More than half of the growing stock volume — total volume of living trees — in 2020 is composed of spruce or pine.

This large increase in the share of conifers in forests in Europe is mainly attributed to the interest in their rapid growth, and thus wood productivity in the short term.

Annual growth over the last 30 years of the growing stock volume of broadleaves of +1.6% against +1.2% for conifers has been observed, thus illustrating the better long-term yield of broadleaved or mixed forests.

On the other hand, the forest bird population indicator is stable since 1980, with a slight increase observed since 2010.

While forest area is increasing in Europe, and certain forest biodiversity indicators are stable, the growth of growing stock volume is slowing down each year [11].

By increasing tree mortality, these factors reduce the duration of carbon storage in living biomass and in soils. Yet, the absorption and storage of CO2 by forests is equivalent to 10% of EU emissions, thus helping to combat climate change [14].

Other indicators testify to the fragility of European forests, such as defoliation — leaf loss — which is increasing for 4/5th of trees. Another fragility stems from the age structure of trees with 3/4 of forests considered even-aged i.e. belonging to the same age class.

Climate change, by causing droughts and soil desiccation, contributes to further weakening trees.

In summary, despite a recent increase in area, European forests have lost diversity as a result of past management choices. This has created vulnerabilities, making them more sensitive to increasingly frequent external disturbances.

The full extent of biodiversity remains unknown and expands as it is studied. Despite this, substantial knowledge for certain species groups, such as vertebrates or plants, allows for the monitoring of their evolution. Genetics has enabled the reconstruction of the Tree of Life where all species are classified. Nearly one-third of the described and assessed species are threatened with extinction. Indeed, a rapid decline in the species conservation index is observed. It indicates a threat to species diversity in Europe and globally.

The example of European grassland ecosystems is used to substantiate this observation. Through the butterfly index, a halving of grassland butterfly populations is observed between 1990 and 2023. A study in the Netherlands provides an order of magnitude of the losses likely experienced by butterfly populations in Europe in the 20th century, bringing the total decline in European grassland butterflies to a level above 80%.

With respect to forests, a positive trend is observed in the recent evolution of forest area; however, the perspective of its evolution since the start of the Holocene shifts the view on the influence of humans on forest ecosystems. Indeed, at their peak extent, before the effect of human pressures took hold, forests exceeded 60% of Europe’s area while they represent around one-third today.

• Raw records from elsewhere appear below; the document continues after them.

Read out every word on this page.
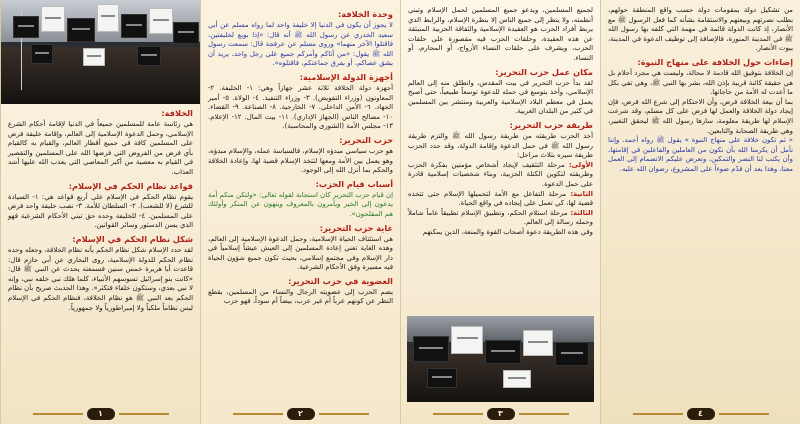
الخلافة:

هي رئاسة عامة للمسلمين جميعاً في الدنيا لإقامة أحكام الشرع الإسلامي، وحمل الدعوة الإسلامية إلى العالم، وإقامة خليفة فرض على المسلمين كافة في جميع أقطار العالم، والقيام به كالقيام بأي فرض من الفروض التي فرضها الله على المسلمين والتقصير في القيام به معصية من أكبر المعاصي التي يعذب الله عليها أشد العذاب.

قواعد نظام الحكم في الإسلام:

يقوم نظام الحكم في الإسلام على أربع قواعد هي: ١- السيادة للشرع (لا للشعب). ٢- السلطان للأمة. ٣- نصب خليفة واحد فرض على المسلمين. ٤- للخليفة وحده حق تبني الأحكام الشرعية فهو الذي يسن الدستور وسائر القوانين.

شكل نظام الحكم في الإسلام:

لقد حدد الإسلام شكل نظام الحكم بأنه نظام الخلافة، وجعله وحده نظام الحكم للدولة الإسلامية، روى البخاري عن أبي حازم قال: قاعدت أبا هريرة خمس سنين فسمعته يحدث عن النبي ﷺ قال: «كانت بنو إسرائيل تسوسهم الأنبياء، كلما هلك نبي خلفه نبي، وإنه لا نبي بعدي، وستكون خلفاء فتكثر». وهذا الحديث صريح بأن نظام الحكم بعد النبي ﷺ هو نظام الخلافة، فنظام الحكم في الإسلام ليس نظاماً ملكياً ولا إمبراطورياً ولا جمهورياً.

١
وحدة الخلافة:

لا يجوز أن يكون في الدنيا إلا خليفة واحد لما رواه مسلم عن أبي سعيد الخدري عن رسول الله ﷺ أنه قال: «إذا بويع لخليفتين، فاقتلوا الآخر منهما» وروى مسلم عن عرفجة قال: سمعت رسول الله ﷺ يقول: «من أتاكم وأمركم جميع على رجل واحد، يريد أن يشق عصاكم، أو يفرق جماعتكم، فاقتلوه».

أجهزة الدولة الإسلامية:

أجهزة دولة الخلافة ثلاثة عشر جهازاً وهي: ١- الخليفة. ٢- المعاونون (وزراء التفويض). ٣- وزراء التنفيذ. ٤- الولاة. ٥- أمير الجهاد. ٦- الأمن الداخلي. ٧- الخارجية. ٨- الصناعة. ٩- القضاء. ١٠- مصالح الناس (الجهاز الإداري). ١١- بيت المال. ١٢- الإعلام. ١٣- مجلس الأمة (الشورى والمحاسبة).

حزب التحرير:

هو حزب سياسي مبدؤه الإسلام، فالسياسة عمله، والإسلام مبدؤه، وهو يعمل بين الأمة ومعها لتتخذ الإسلام قضية لها، وإعادة الخلافة والحكم بما أنزل الله إلى الوجود.

أسباب قيام الحزب:

إن قيام حزب التحرير كان استجابة لقوله تعالى: «ولتكن منكم أمة يدعون إلى الخير ويأمرون بالمعروف وينهون عن المنكر وأولئك هم المفلحون».

غاية حزب التحرير:

هي استئناف الحياة الإسلامية، وحمل الدعوة الإسلامية إلى العالم، وهذه الغاية تعني إعادة المسلمين إلى العيش عيشاً إسلامياً في دار الإسلام وفي مجتمع إسلامي، بحيث تكون جميع شؤون الحياة فيه مسيرة وفق الأحكام الشرعية.

العضوية في حزب التحرير:

يضم الحزب إلى عضويته الرجال والنساء من المسلمين، بقطع النظر عن كونهم عرباً أم غير عرب، بيضاً أم سوداً، فهو حزب

٢

لجميع المسلمين، ويدعو جميع المسلمين لحمل الإسلام وتبني أنظمته، ولا ينظر إلى جميع الناس إلا بنظرة الإسلام، والرابط الذي يربط أفراد الحزب هو العقيدة الإسلامية والثقافة الحزبية المنبثقة عن هذه العقيدة، وحلقات الحزب فيه مقصورة على حلقات الحزب، ويشرف على حلقات النساء الأزواج، أو المحارم، أو النساء.

مكان عمل حزب التحرير:

لقد بدأ حزب التحرير في بيت المقدس، وانطلق منه إلى العالم الإسلامي، وأخذ يتوسع في حمله للدعوة توسعاً طبيعياً، حتى أصبح يعمل في معظم البلاد الإسلامية والعربية ومنتشر بين المسلمين في كثير من البلدان الغربية.

طريقة حزب التحرير:

أخذ الحزب طريقته من طريقة رسول الله ﷺ والتزم طريقة رسول الله ﷺ في حمل الدعوة وإقامة الدولة، وقد حدد الحزب طريقة سيره بثلاث مراحل:

الأولى: مرحلة التثقيف لإيجاد أشخاص مؤمنين بفكرة الحزب وطريقته لتكوين الكتلة الحزبية، وبناء شخصيات إسلامية قادرة على حمل الدعوة.

الثانية: مرحلة التفاعل مع الأمة لتحميلها الإسلام حتى تتخذه قضية لها، كي تعمل على إيجاده في واقع الحياة.

الثالثة: مرحلة استلام الحكم، وتطبيق الإسلام تطبيقاً عاماً شاملاً وحمله رسالة إلى العالم.

وفي هذه الطريقة دعوة أصحاب القوة والمنعة، الذين يمكنهم

٣

من تشكيل دولة بمقومات دولة حسب واقع المنطقة حولهم، بطلب نصرتهم وبيعتهم والاستقامة بشأنه كما فعل الرسول ﷺ مع الأنصار، إذ كانت الدولة قائمة في مهمة التي كلفه بها رسول الله ﷺ في المدينة المنورة، فالإضافة إلى توظيف الدعوة في المدينة، بيوت الأنصار.

إضاءات حول الخلافة على منهاج النبوة:

إن الخلافة بتوفيق الله قادمة لا محالة، وليست هي مجرد أحلام بل هي حقيقة كائنة قريبة بإذن الله، بشر بها النبي ﷺ، وهي تفي بكل ما أعدت له الأمة من حاجاتها.

بما أن بيعة الخلافة فرض، وأن الاحتكام إلى شرع الله فرض، فإن إيجاد دولة الخلافة والعمل لها فرض على كل مسلم، وقد شرعت الإسلام لها طريقة معلومة، سارها رسول الله ﷺ ليحقق التغيير، وهي طريقة الصحابة والتابعين.

« ثم تكون خلافة على منهاج النبوة » يقول ﷺ رواه أحمد. وإننا نأمل أن يكرمنا الله بأن نكون من العاملين والفاعلين في إقامتها، وأن يكتب لنا النصر والتمكين، ونعرض عليكم الانضمام إلى العمل معنا، وهذا بعد أن قدّم ضوءاً على المشروع، رضوان الله عليه.

٤
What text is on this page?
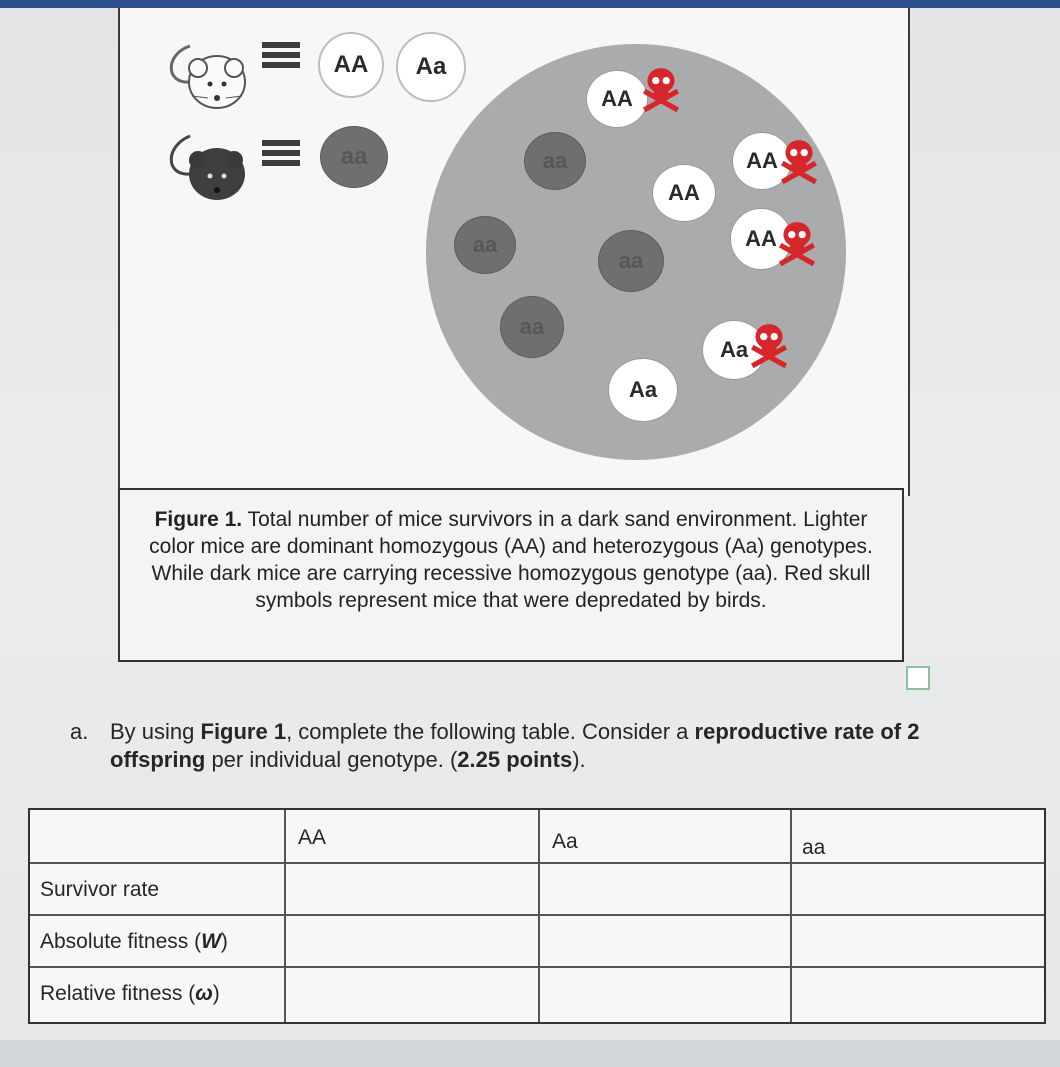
AA	Aa
aa
AA
aa
AA
AA
aa
aa
AA
aa
Aa
Aa
Figure 1. Total number of mice survivors in a dark sand environment. Lighter color mice are dominant homozygous (AA) and heterozygous (Aa) genotypes. While dark mice are carrying recessive homozygous genotype (aa). Red skull symbols represent mice that were depredated by birds.
a. By using Figure 1, complete the following table. Consider a reproductive rate of 2 offspring per individual genotype. (2.25 points).
AA	Aa	aa
Survivor rate
Absolute fitness (W)
Relative fitness (ω)
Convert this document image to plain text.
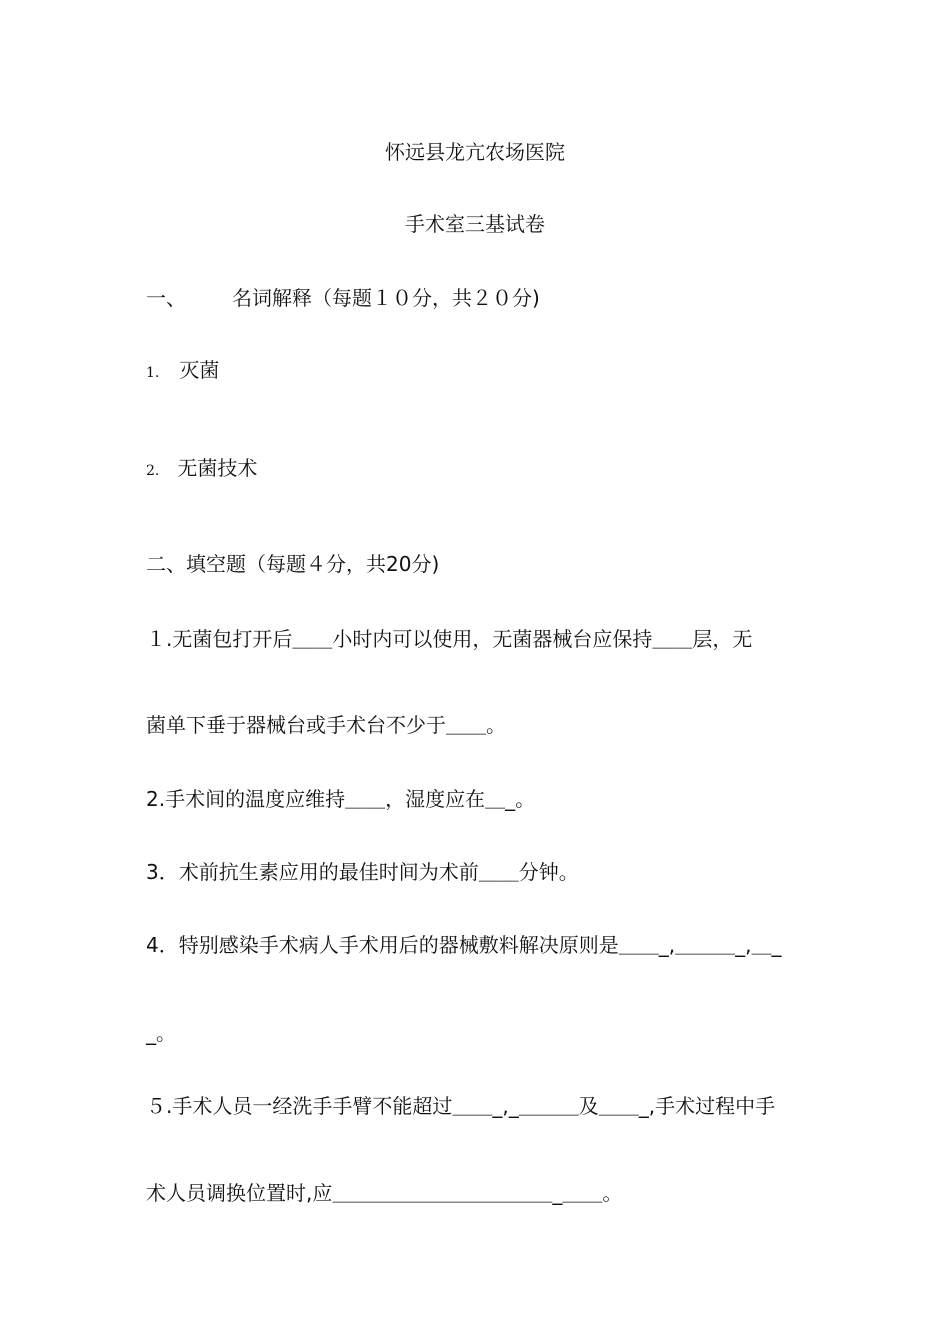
怀远县龙亢农场医院
手术室三基试卷
一、 名词解释（每题１０分，共２０分)
1. 灭菌
2. 无菌技术
二、填空题（每题４分，共20分)
１.无菌包打开后＿＿小时内可以使用，无菌器械台应保持＿＿层，无
菌单下垂于器械台或手术台不少于＿＿。
2.手术间的温度应维持＿＿，湿度应在＿_。
3．术前抗生素应用的最佳时间为术前＿＿分钟。
4．特别感染手术病人手术用后的器械敷料解决原则是＿＿_,＿＿＿_,＿_
_。
５.手术人员一经洗手手臂不能超过＿＿_,_＿＿＿及＿＿_,手术过程中手
术人员调换位置时,应＿＿＿＿＿＿＿＿＿＿＿_＿＿。
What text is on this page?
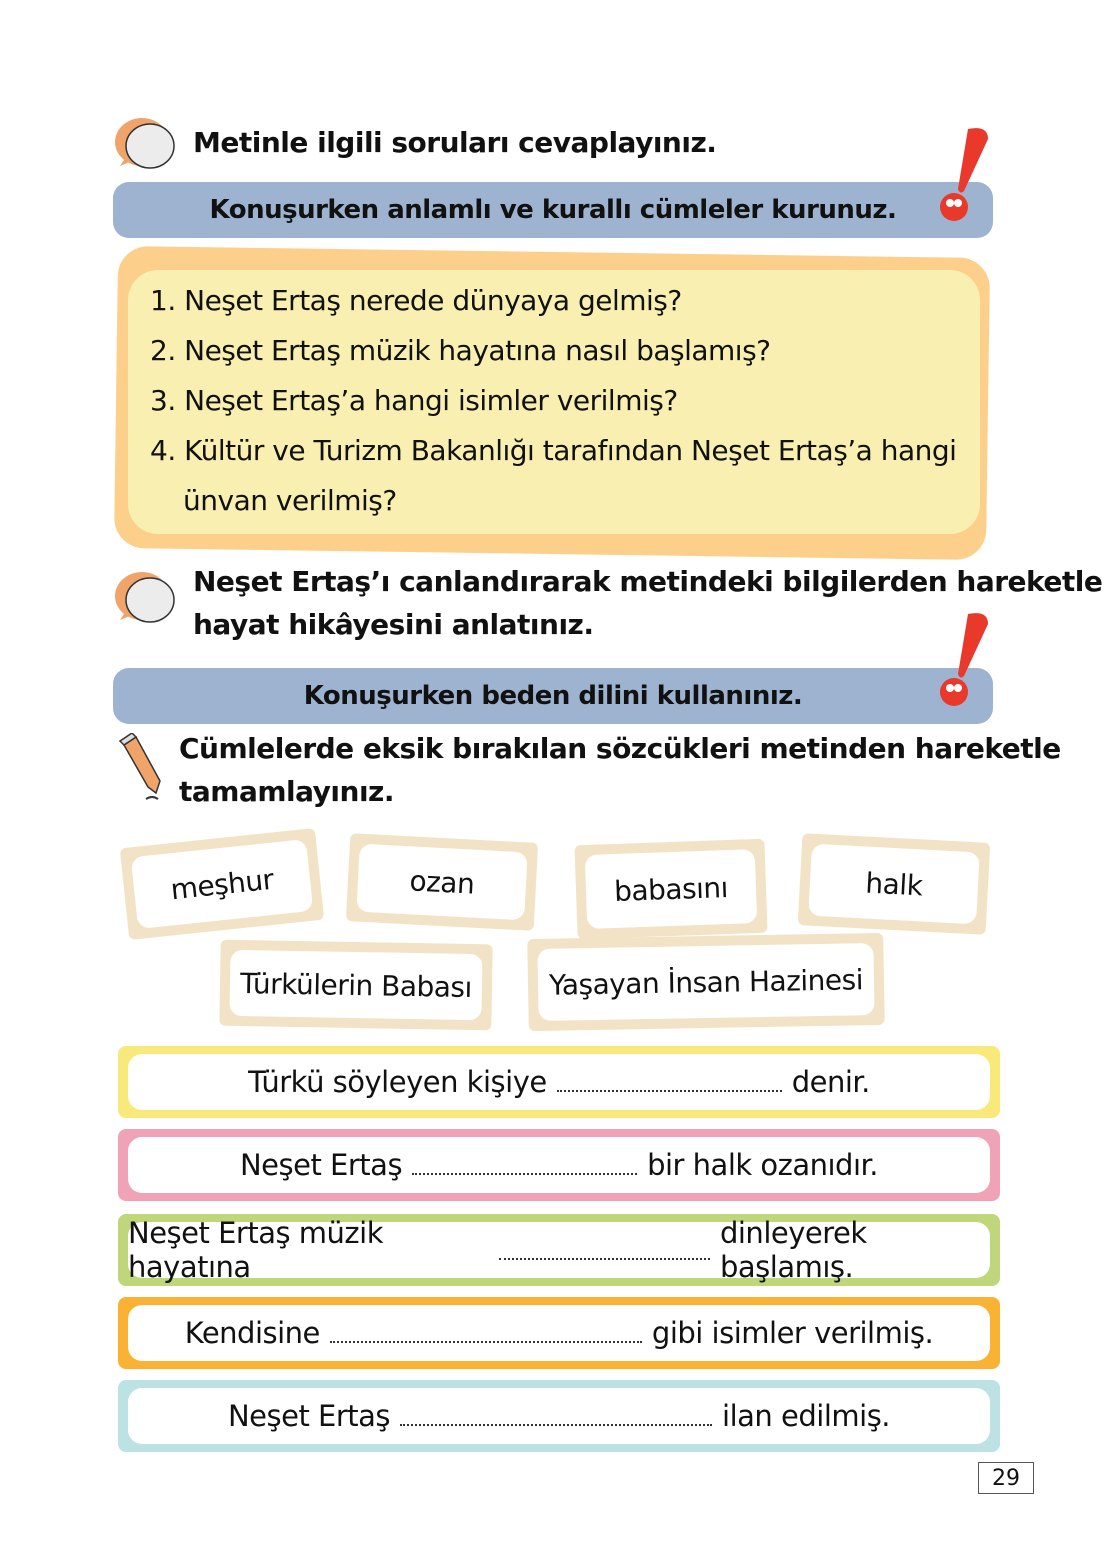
Metinle ilgili soruları cevaplayınız.
Konuşurken anlamlı ve kurallı cümleler kurunuz.
1. Neşet Ertaş nerede dünyaya gelmiş?
2. Neşet Ertaş müzik hayatına nasıl başlamış?
3. Neşet Ertaş’a hangi isimler verilmiş?
4. Kültür ve Turizm Bakanlığı tarafından Neşet Ertaş’a hangi
ünvan verilmiş?
Neşet Ertaş’ı canlandırarak metindeki bilgilerden hareketle
hayat hikâyesini anlatınız.
Konuşurken beden dilini kullanınız.
Cümlelerde eksik bırakılan sözcükleri metinden hareketle
tamamlayınız.
meşhur	ozan	babasını	halk
Türkülerin Babası	Yaşayan İnsan Hazinesi
Türkü söyleyen kişiye	denir.
Neşet Ertaş	bir halk ozanıdır.
Neşet Ertaş müzik hayatına
dinleyerek başlamış.
Kendisine	gibi isimler verilmiş.
Neşet Ertaş	ilan edilmiş.
29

The recent evolution of forests attests to a relatively stable diversity; however, over the last few centuries, a strong increase in the proportion of conifers has been observed, reaching more than half of the growing stock. Forest management has often relied on planting monocultures, which have permanently transformed Europe's forest ecosystems. These changes have weakened forest resilience and volume growth; forests are less diverse in terms of tree species—with one-third consisting of a single species—and lack age diversity. Ecosystem services provided by forests, such as CO2 storage, have also been diminished. These fragile forests now face more violent disturbances caused by wind, drought, and bark beetles, all of which are exacerbated by climate change.

The observed signals are consistent with a general decline in biodiversity in Europe. The factors causing this decline are linked to habitat loss and production intensification practices, compounded by pressures related to climate change.